Placchetta bifacciale di Ludovico Ariosto
dalla Redazione di Antiqua
Questa ricerca ha inizio con la lettura del saggio Le placchette del Museo Nazionale di Napoli di Antonio Filangeri di Candida (nota 1) in cui si parla, senza mostrarne l’immagine, di una placchetta bifacciale ovale, di 8 x 6,2 centimetri (numero di inventario 11098), raffigurante al recto un’immagine di Ludovico Ariosto e, sul verso, “Mercurio, Argo ed Io metemorfosata” (nota 2), classificata tra le “Placchette italiane de’ secoli XVI e XVII”.
Non è stato finora possibile sapere se la medaglia sia tuttora conservata a Napoli, né trovare l’immagine di un suo esemplare (nota 3). Da qui, il tentativo di una sua ricostruzione attraverso le informazioni disponibili.
Per quanto riguarda il recto (diritto), la fonte del 1899 lo descrive come “Busto di profilo a sinistra di Ludovico Ariosto. Barba incolta, chioma lunga e fluente: mantello con molte pieghe. Ai lati della figura le iniziali L. ed A.” e cita come riferimento: “Litta, Famiglie celebri d’Italia, fasc. Ariosto”.
Si riferisce evidentemente all’opera a dispense, nota anche come Famiglie celebri italiane, iniziata nel 1814 da Pompeo Litta Biumi (nota 4).
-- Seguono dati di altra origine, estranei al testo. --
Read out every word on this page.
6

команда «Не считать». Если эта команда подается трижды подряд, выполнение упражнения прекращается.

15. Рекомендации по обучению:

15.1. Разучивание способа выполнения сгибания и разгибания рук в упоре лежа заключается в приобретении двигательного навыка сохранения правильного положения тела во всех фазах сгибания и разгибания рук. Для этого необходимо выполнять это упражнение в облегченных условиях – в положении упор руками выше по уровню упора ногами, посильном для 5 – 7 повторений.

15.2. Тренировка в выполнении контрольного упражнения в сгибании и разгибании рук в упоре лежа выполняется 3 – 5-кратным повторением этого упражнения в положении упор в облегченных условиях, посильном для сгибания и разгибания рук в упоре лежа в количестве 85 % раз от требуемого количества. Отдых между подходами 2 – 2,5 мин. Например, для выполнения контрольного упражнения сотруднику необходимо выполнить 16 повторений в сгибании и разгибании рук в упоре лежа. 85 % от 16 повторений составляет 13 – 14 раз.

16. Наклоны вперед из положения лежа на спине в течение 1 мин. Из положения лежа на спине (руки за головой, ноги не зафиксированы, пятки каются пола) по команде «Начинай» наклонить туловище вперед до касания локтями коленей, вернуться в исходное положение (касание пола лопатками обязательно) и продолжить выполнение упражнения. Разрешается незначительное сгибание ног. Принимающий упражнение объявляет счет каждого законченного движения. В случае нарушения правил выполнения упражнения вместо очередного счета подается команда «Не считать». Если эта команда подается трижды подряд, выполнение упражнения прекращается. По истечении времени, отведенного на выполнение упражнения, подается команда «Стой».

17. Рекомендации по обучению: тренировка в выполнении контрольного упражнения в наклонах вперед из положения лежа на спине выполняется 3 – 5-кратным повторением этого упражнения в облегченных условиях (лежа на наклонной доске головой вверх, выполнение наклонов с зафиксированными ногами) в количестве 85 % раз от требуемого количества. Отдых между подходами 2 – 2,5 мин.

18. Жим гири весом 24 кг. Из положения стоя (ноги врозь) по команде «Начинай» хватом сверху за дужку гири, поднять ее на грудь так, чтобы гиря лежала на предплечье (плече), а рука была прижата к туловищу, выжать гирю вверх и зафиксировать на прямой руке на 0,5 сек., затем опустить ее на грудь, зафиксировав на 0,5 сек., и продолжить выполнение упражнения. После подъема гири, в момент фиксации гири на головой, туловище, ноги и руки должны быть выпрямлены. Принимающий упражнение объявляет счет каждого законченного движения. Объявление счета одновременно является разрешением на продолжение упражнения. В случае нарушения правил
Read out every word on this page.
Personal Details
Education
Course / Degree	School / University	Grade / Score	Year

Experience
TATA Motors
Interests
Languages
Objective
Ne troviamo un’immagine sfuocata [Figura 1] in una tavola, tratta dall’opera del Litta citata, che illustra un interessante articolo sullo scranno di Lodovico Ariosto conservato presso la Biblioteca di Ferrara (nota 5). Un’immagine “a fuoco”, la più simile alla precedente, è il ritratto dell’Ariosto attribuito ad Antonio Maria Crespi (1580-1630), conservato nella Pinacoteca Ambrosiana [Figura 2].
Figura 1. Ritratto di Ludovico Ariosto tratto da Famiglie celebri d’Italia di Pompeo Litta (fonte: blogspot.com).
Figura 2. Antonio Maria Crespi (attr.), Ritratto di Ludovico Ariosto, olio su tela cm. 60 x 51, Milano, Pinacoteca Ambrosiana, inv. 1374.
Per quanto riguarda il verso (rovescio), le informazioni sono più circostanziate: la scena è descritta compiutamente e, soprattutto, c’è un riferimento al volume di Prospero Rizzini sulle placchette dei Musei Civici di Brescia, edito dieci anni prima (nota 6) e, più precisamente alla placchetta ivi pubblicata al n. 236, tavola IV.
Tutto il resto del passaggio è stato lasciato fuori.